Over the years, those data, which were provided to me by party operatives with the caveat that they could not be made public, have been very reliable. Recently, however, I have been growing less comfortable with the polling.

So, for the time being, it is not clear that private polls provide significantly different information than the public polls. Thus, it’s reasonable to say that everyone is looking at the same basic information.
2. The models are very similar.
The models that take into account fundamentals all do the same basic thing: examine the historical relationship between these factors and previous elections, and then project an Election Day outcome based on where those factors stand right now.
In addition, all the forecasters have some kind of methodology for averaging polls, which is then either combined with the fundamentals or serves as a stand-alone forecast. There are subtle differences in how everyone computes these averages — see, for example, Nate Silver, Natalie Jackson of Pollster, Sam Wang and The Upshot. But it is not clear that these differences lead to wildly divergent poll averages. Nate Silver notes, and I would agree, that taking account of an estimate of “pollster quality” — which 538 does and we do not — has a small effect.
Moreover, even the models that combined fundamentals and polls are giving significant weight to the polls. This was true, for example, of The Upshot’s model by late summer. It is true of our model as well.
For this reason, I am skeptical of the hypothesis that any differences among the forecasts are due to whether the underlying model takes into account fundamentals or relies solely on polls. Speaking for the model at Election Lab, I can say that in competitive Senate races with a substantial number of polls, it is the polling average that drives the forecast and any changes in that forecast. Nate Silver has made a similar point as well.
3. Most everyone has a similar forecast.
Here’s the graph from Vox:
Matt Yglesias noted that the Senate forecasts are “actually pretty similar,” and he is correct.
Although Sam Wang’s forecast is more optimistic for the Democrats, most models are producing nearly identical forecasts — overall, and in individual races.
To be sure, as Mark Blumenthal and the Pollster team note, there are disagreements about how confident we can be in particular forecasts. This is the crux of the dispute between Nate Silver and Sam Wang, and it is a perennial challenge for forecasters, as Ben Lauderdale and Drew Linzer describe here. We, too, have spent some time trying to “get the uncertainty right.”
No doubt we all will continue to learn more about how to estimate the uncertainty underlying election forecasts. But I don’t want this to obscure the fact that most of the models are coalescing around a similar answer — as they should, given the similarities in the data we’re all using and the models we’ve built.
4. The election won’t tell us whose model is “correct.”
It would be nice if the election could crown the “best forecaster.” But, echoing Hans Noel, I would strongly urge against the tendency to do this. Here is Noel:

When the forecast calls for a 60% chance of rain and it doesn’t rain, you don’t conclude that the meteorologist was wrong.

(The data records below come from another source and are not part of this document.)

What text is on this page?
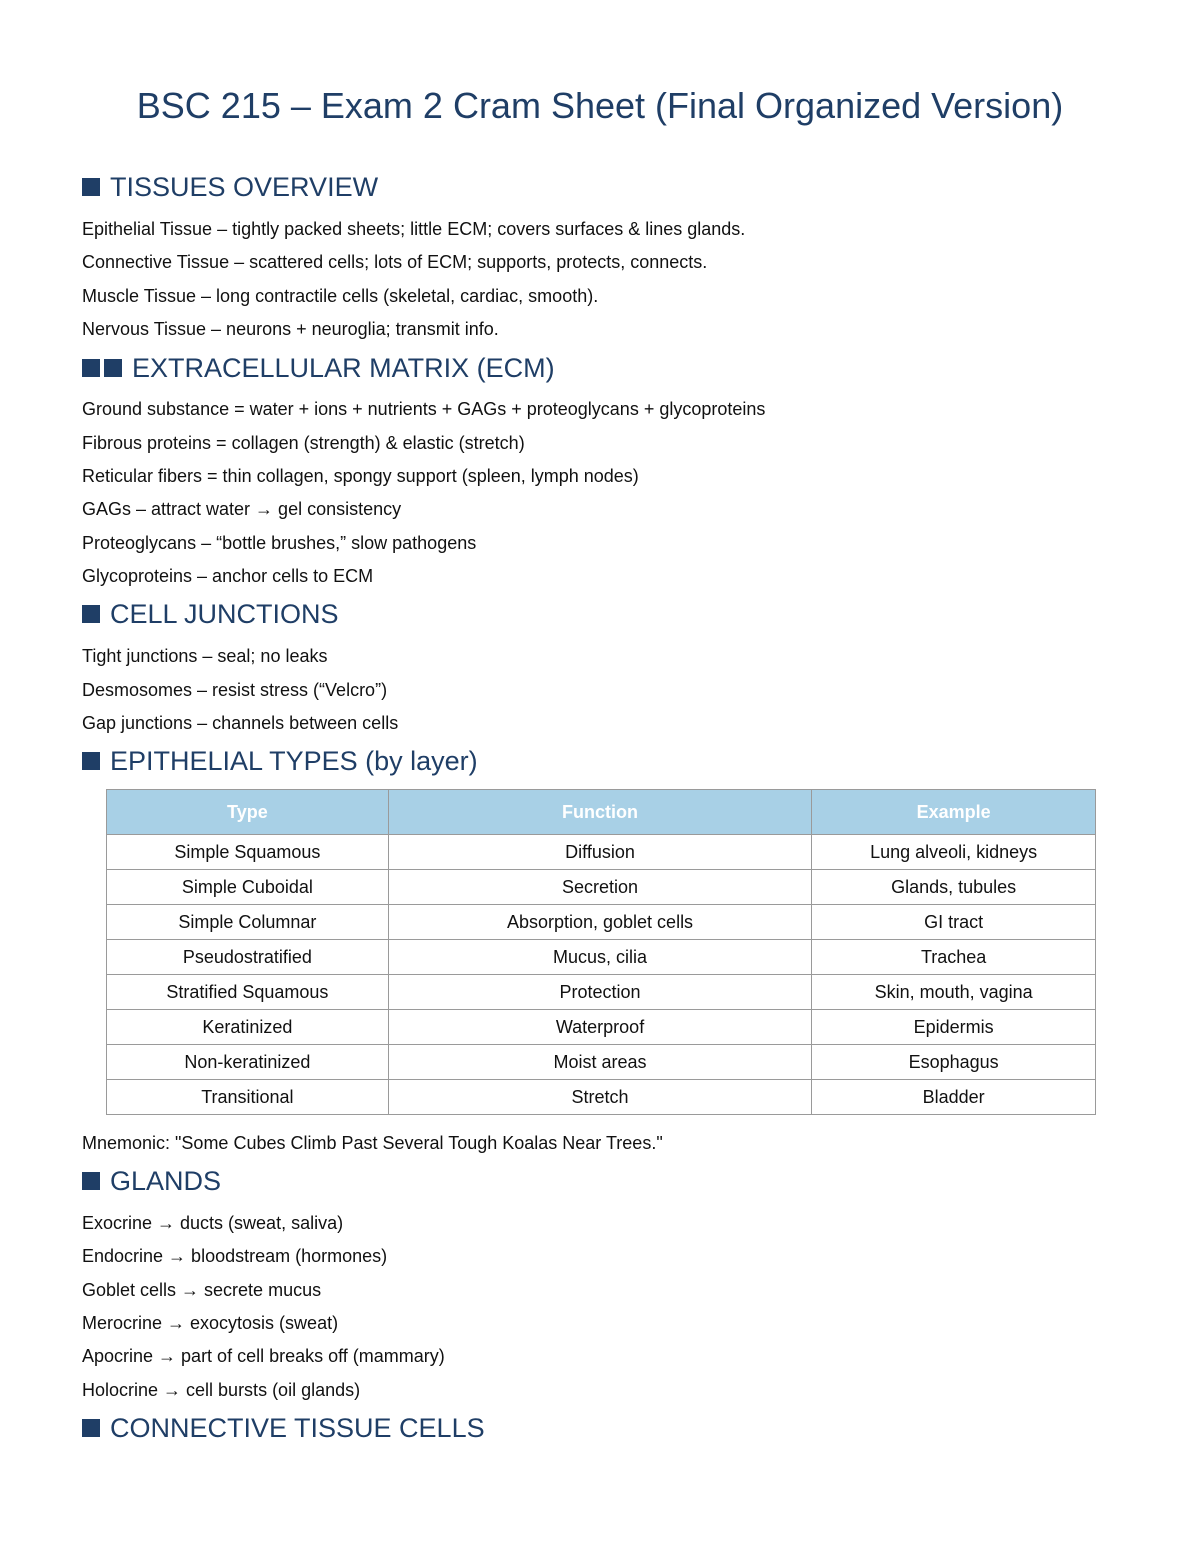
BSC 215 – Exam 2 Cram Sheet (Final Organized Version)
TISSUES OVERVIEW
Epithelial Tissue – tightly packed sheets; little ECM; covers surfaces & lines glands.
Connective Tissue – scattered cells; lots of ECM; supports, protects, connects.
Muscle Tissue – long contractile cells (skeletal, cardiac, smooth).
Nervous Tissue – neurons + neuroglia; transmit info.
EXTRACELLULAR MATRIX (ECM)
Ground substance = water + ions + nutrients + GAGs + proteoglycans + glycoproteins
Fibrous proteins = collagen (strength) & elastic (stretch)
Reticular fibers = thin collagen, spongy support (spleen, lymph nodes)
GAGs – attract water → gel consistency
Proteoglycans – “bottle brushes,” slow pathogens
Glycoproteins – anchor cells to ECM
CELL JUNCTIONS
Tight junctions – seal; no leaks
Desmosomes – resist stress (“Velcro”)
Gap junctions – channels between cells
EPITHELIAL TYPES (by layer)
Type	Function	Example
Simple Squamous	Diffusion	Lung alveoli, kidneys
Simple Cuboidal	Secretion	Glands, tubules
Simple Columnar	Absorption, goblet cells	GI tract
Pseudostratified	Mucus, cilia	Trachea
Stratified Squamous	Protection	Skin, mouth, vagina
Keratinized	Waterproof	Epidermis
Non-keratinized	Moist areas	Esophagus
Transitional	Stretch	Bladder
Mnemonic: "Some Cubes Climb Past Several Tough Koalas Near Trees."
GLANDS
Exocrine → ducts (sweat, saliva)
Endocrine → bloodstream (hormones)
Goblet cells → secrete mucus
Merocrine → exocytosis (sweat)
Apocrine → part of cell breaks off (mammary)
Holocrine → cell bursts (oil glands)
CONNECTIVE TISSUE CELLS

You conclude that it might have rained, but it didn’t.

Of course, I will be pleased if our forecasts are correct — especially in races like North Carolina, where early predictions based on the underlying fundamentals were somewhat controversial. And some models might end up performing better in this particular election. But evaluating forecasting models will require many years of elections, not just November’s.
If Election Lab calls all 36 races correctly and no one else does, we won’t be dancing in the end zone. In reality, some smart people are all building plausible models of Senate elections and, in our case, House elections, too. I’m glad that so many are thinking carefully about the challenges inherent in forecasting.
These four points are probably self-evident to any close observer. In which case, I lied about “secret.” (Apparently I can’t resist a grabby headline either.)
The much less grabbier, but ultimately correct, story is this: the “war of the forecasting models” has quickly become “the unexciting consensus among the forecasting models.”